Hi! I hope you’ve enjoyed the mini-series on building AI products. This week I’m back with a series of interesting reads on product building and go to market lessons.
Unsolicited feedback’s live event about advancing your product career in an AI world explored a thought experiment about what AI’s good at and not good at today. Eg. it’s good at execution tasks, and not so good at deeper thinking and planning. Because of this, Brian and Fareed predict that mid-level management will shift to senior ICs (principal, staff). Some recommendations? Get great with data manipulation (eg. SQL), and tinker with a side project with LLMs, it’s the best way to learn.
Mini product teardown: Lapse, the disposable camera app that’s trying to become the anti-Instagram. It apparently ranked 3rd on the App store at in November. My quick review after trying it for a few days? They nailed the film look but wow it’s got a passive aggressive personality! It forces you to invite 5 friends before allowing access to any feature. It uses sad emojis and snarks to guilt-trip you into adding friends and publishing snaps. How do you think about the balance between aggressive push for growth vs. generally pleasant user experience? How likely would this friend only / authenticity-driven model survive over the following/influencer model with traditional social media giants? I’m doubtful. Kevin Systrom’s Artifact shut down after a year. It’s hard to make a new king in social.
💻Product
Winning the AI Products Arms Race. The AI survival curve uses “consideration” vs. “context” axes to evaluate AI opportunities. Consideration: the amount of effort needed to make a decision. Context: the volume of abstract concepts AI needs to know. Successful AI products all fall on this curve.
Finding the right opportunities in AI. Christoph shares his mental map on how to think about opportunities in AI. Vertical products is more opportunistic than horizontal, because AI-first startups can leapfrog from pen& paper to AI, and there are more opportunities to sell work products instead of software. He’s also more interested in very hard to solve problems, and in new categories that are enabled by AI rather than applying AI to existing areas.
Arc Browser’s act 2. Arc describes a vision for a new internet that blends together search engine + web pages + browser. It browses for you, ie. goes through all the websites and presents a new page with exactly what you need, no ads, no filler content that’s optimized for SEO. It’s a lot of grandiose exclaimations. What would that future mean for webpages? Do they just become "headless" information?

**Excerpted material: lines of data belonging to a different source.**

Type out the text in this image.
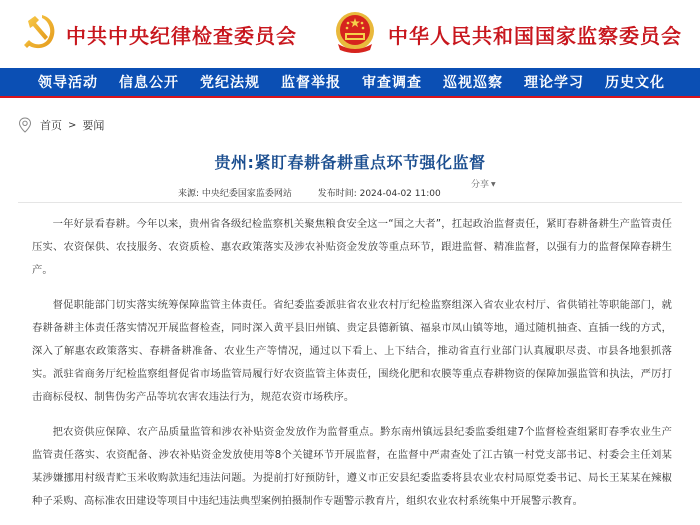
中共中央纪律检查委员会	中华人民共和国国家监察委员会
领导活动 信息公开 党纪法规 监督举报 审查调查 巡视巡察 理论学习 历史文化
首页 > 要闻
贵州:紧盯春耕备耕重点环节强化监督
分享 ▼
来源: 中央纪委国家监委网站	发布时间: 2024-04-02 11:00

一年好景看春耕。今年以来，贵州省各级纪检监察机关聚焦粮食安全这一“国之大者”，扛起政治监督责任，紧盯春耕备耕生产监管责任压实、农资保供、农技服务、农资质检、惠农政策落实及涉农补贴资金发放等重点环节，跟进监督、精准监督，以强有力的监督保障春耕生产。

督促职能部门切实落实统筹保障监管主体责任。省纪委监委派驻省农业农村厅纪检监察组深入省农业农村厅、省供销社等职能部门，就春耕备耕主体责任落实情况开展监督检查，同时深入黄平县旧州镇、贵定县德新镇、福泉市凤山镇等地，通过随机抽查、直插一线的方式，深入了解惠农政策落实、春耕备耕准备、农业生产等情况，通过以下看上、上下结合，推动省直行业部门认真履职尽责、市县各地狠抓落实。派驻省商务厅纪检监察组督促省市场监管局履行好农资监管主体责任，围绕化肥和农膜等重点春耕物资的保障加强监管和执法，严厉打击商标侵权、制售伪劣产品等坑农害农违法行为，规范农资市场秩序。

把农资供应保障、农产品质量监管和涉农补贴资金发放作为监督重点。黔东南州镇远县纪委监委组建7个监督检查组紧盯春季农业生产监管责任落实、农资配备、涉农补贴资金发放使用等8个关键环节开展监督，在监督中严肃查处了江古镇一村党支部书记、村委会主任刘某某涉嫌挪用村级青贮玉米收购款违纪违法问题。为提前打好预防针，遵义市正安县纪委监委将县农业农村局原党委书记、局长王某某在辣椒种子采购、高标准农田建设等项目中违纪违法典型案例拍摄制作专题警示教育片，组织农业农村系统集中开展警示教育。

On platform shifts and AI. “What separates a major platform shift from a minor platform shift is a platform shift that enables both a technological shift (new ways of making things possible) paired with a distribution shift (new ways of reaching people with it).”
💼GTM
What it really takes to be successful in enterprise SaaS sales. Christian, CRO of Splunk, emphasizes using the quality of pipeline as the key metric for assessing the overall health of the business - ie. characteristics of the pipeline, conversion rates. Splunk’s favourite demand gen strategy is product generated pipeline, basically PLG. Leverage existing usage to generate expansion opportunities. Segmentation is key to structuring sales - done by ARR and ARR potential.
The only playbook for competitor research and strategy you’ll ever need. A wildly comprehensive resource by Patrick Campbell who founded ProfitWell, sold to Paddle. Most companies don’t do competitive strategy properly. Don’t be seduced by the idea that “competitor are not important”, there are very few one in a million unicorn products out there. Watch your competitors and defend. This guide gives highly specific tactics and frameworks on competitive intelligence.
How revenue leaders at Box, Calendly, and Lattice scaled from $0 to $100M+. This conversation is filled with million dollar lessons from pivotal moments at these cloud 100 companies. At Lattice, pausing PLG and getting clear on ICP definition significantly grew conversion. Sales were having less calls per day but they were much higher quality accounts with higher conversion. For horizontal products like Calendly, leverage popular use cases to build vertical solutions around. Consider org changes across product, people, and process when going upmarket to enterprise. When sharing challenges outside your own domain, develop relationships with all the functional leaders first. Understand when to be a functional leader vs. a corporate executive (removing biases towards your own function and thinking as a single team towards a north star).
The Model Market Fit threshold & what it means for your growth strategy. A classic by Brian Balfour, thinking beyond just product market fit. It’s the concept that your market and the number of customers in your market influence your model. On a graph of ARPA by # of customers, there’s an inverse line that represents the model market fit threshold. The model market fit hypothesis is based on this equation: ARPU x Total Customers In Market x % You Think You Can Capture >= $100M
🔗 AI resources
AI and everything else - Ben Evans’ annual presentation. Analysis and predictions on where AI is at and where it’s going.